Amazon Aims To Block Its Own Shareholders’ Questions About Growth
As Amazon has made national headlines seeking bids from cities for a second headquarters, it has faced intensifying questions about its reliance on taxpayer subsidies and about the implications of its voracious growth. Now, the company run by billionaire Jeff Bezos is moving to try squelch those kind of questions from its own shareholders.
In a letter recently filed with the Securities and Exchange Commission, Amazon asked the agency to bless its move to kill a shareholder resolution that would require executives to inform shareholders of “the risks arising from the public debate over Amazon’s growth and societal impact and how Amazon is managing or mitigating those risks.” If passed, the resolution would require the company to specifically report on “risks related to Amazon’s role in providing physical and digital infrastructure, use of and control over data about customers and competitors, increasing reliance on automation and influence on the quality and diversity of content.”
The sponsor of the resolution cited recent news about the company as justification for its initiative.
“As Amazon has grown, so has public debate over its size, dominant platforms and impacts on key constituencies,” the AFL-CIO wrote in its materials supporting the resolution. “Amazon’s announcement that it plans to create a second headquarters has spurred discussion of its impact on places in which it operates.
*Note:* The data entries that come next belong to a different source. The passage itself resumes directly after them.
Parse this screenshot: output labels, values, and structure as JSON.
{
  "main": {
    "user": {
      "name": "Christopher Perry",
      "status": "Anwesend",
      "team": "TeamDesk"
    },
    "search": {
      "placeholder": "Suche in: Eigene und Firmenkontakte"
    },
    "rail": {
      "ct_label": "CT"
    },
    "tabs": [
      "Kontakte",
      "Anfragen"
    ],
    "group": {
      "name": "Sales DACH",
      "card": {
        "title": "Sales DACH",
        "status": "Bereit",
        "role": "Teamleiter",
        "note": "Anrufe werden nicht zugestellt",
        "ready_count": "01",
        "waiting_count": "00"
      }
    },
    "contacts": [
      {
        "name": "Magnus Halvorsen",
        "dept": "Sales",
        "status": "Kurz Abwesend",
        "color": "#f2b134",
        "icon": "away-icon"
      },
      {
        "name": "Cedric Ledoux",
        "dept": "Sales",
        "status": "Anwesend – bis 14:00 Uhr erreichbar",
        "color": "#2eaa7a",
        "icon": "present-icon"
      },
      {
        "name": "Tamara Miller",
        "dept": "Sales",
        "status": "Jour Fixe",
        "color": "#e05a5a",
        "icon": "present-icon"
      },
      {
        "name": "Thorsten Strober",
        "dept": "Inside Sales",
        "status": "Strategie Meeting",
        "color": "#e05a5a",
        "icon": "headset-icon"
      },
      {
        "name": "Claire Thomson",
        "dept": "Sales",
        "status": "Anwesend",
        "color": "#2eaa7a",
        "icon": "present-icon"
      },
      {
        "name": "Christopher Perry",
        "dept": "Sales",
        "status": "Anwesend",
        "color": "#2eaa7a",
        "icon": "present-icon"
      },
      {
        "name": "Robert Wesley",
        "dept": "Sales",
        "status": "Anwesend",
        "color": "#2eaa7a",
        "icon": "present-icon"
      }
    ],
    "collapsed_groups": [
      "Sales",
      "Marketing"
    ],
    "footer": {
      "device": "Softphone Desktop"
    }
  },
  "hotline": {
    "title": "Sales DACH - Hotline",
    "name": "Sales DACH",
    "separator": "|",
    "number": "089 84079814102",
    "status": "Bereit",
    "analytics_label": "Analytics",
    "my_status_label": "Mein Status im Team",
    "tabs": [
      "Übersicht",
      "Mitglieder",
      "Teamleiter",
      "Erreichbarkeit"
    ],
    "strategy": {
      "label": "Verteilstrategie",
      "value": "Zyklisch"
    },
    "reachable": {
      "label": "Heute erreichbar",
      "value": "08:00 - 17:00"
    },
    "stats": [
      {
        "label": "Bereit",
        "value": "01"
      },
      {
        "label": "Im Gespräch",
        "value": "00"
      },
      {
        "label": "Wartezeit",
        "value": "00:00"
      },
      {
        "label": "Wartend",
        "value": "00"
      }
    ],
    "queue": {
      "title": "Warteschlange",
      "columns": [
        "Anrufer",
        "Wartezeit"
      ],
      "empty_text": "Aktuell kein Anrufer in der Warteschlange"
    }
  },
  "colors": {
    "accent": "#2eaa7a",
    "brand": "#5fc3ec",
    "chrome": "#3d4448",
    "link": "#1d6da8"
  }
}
President Trump blamed Amazon for the loss of retail jobs and erosion of state and local tax bases. Job losses attributable to Amazon in the next five years have been estimated at two million. Amazon’s increasing reliance on robots heightens anxieties about job loss... Given the growing public debate, we believe fuller disclosure.”
The AFL-CIO’s sponsorship of the resolution is the latest in a longer battle between the labor movement and the retail giant. Amazon has fended off efforts to unionize its workforce — and it has been criticized for using aggressive tactics to vilify labor organizing drives. Labor activists have held out hope that the company’s business practices — including having 700 of its workers in Ohio on food stamps — will prompt new unionizing efforts.
In its letter to the SEC, Amazon’s lawyers asked regulators to exclude the resolution from its annual proxy statement, thereby preventing company shareholders from voting on it. The company said that the resolution could be excluded under rules that allow it to reject resolutions dealing with its “ordinary business operations.” The company said the resolution “relates to the Company’s management of its public relations” and “it does not focus upon a significant policy issue.”
The AFL-CIO resolution is not the only initiative the company is trying to prevent a vote on at its upcoming annual shareholder meeting.
Amazon has recently moved to block a proposed resolution requiring the company reduce greenhouse gas emissions from its facilities. The company is also trying to stop an initiative that would require the company to “prepare a report on the use of criminal background checks in hiring and employment decisions” and have the report “evaluate the risk of racial discrimination that may result” from the use of those checks.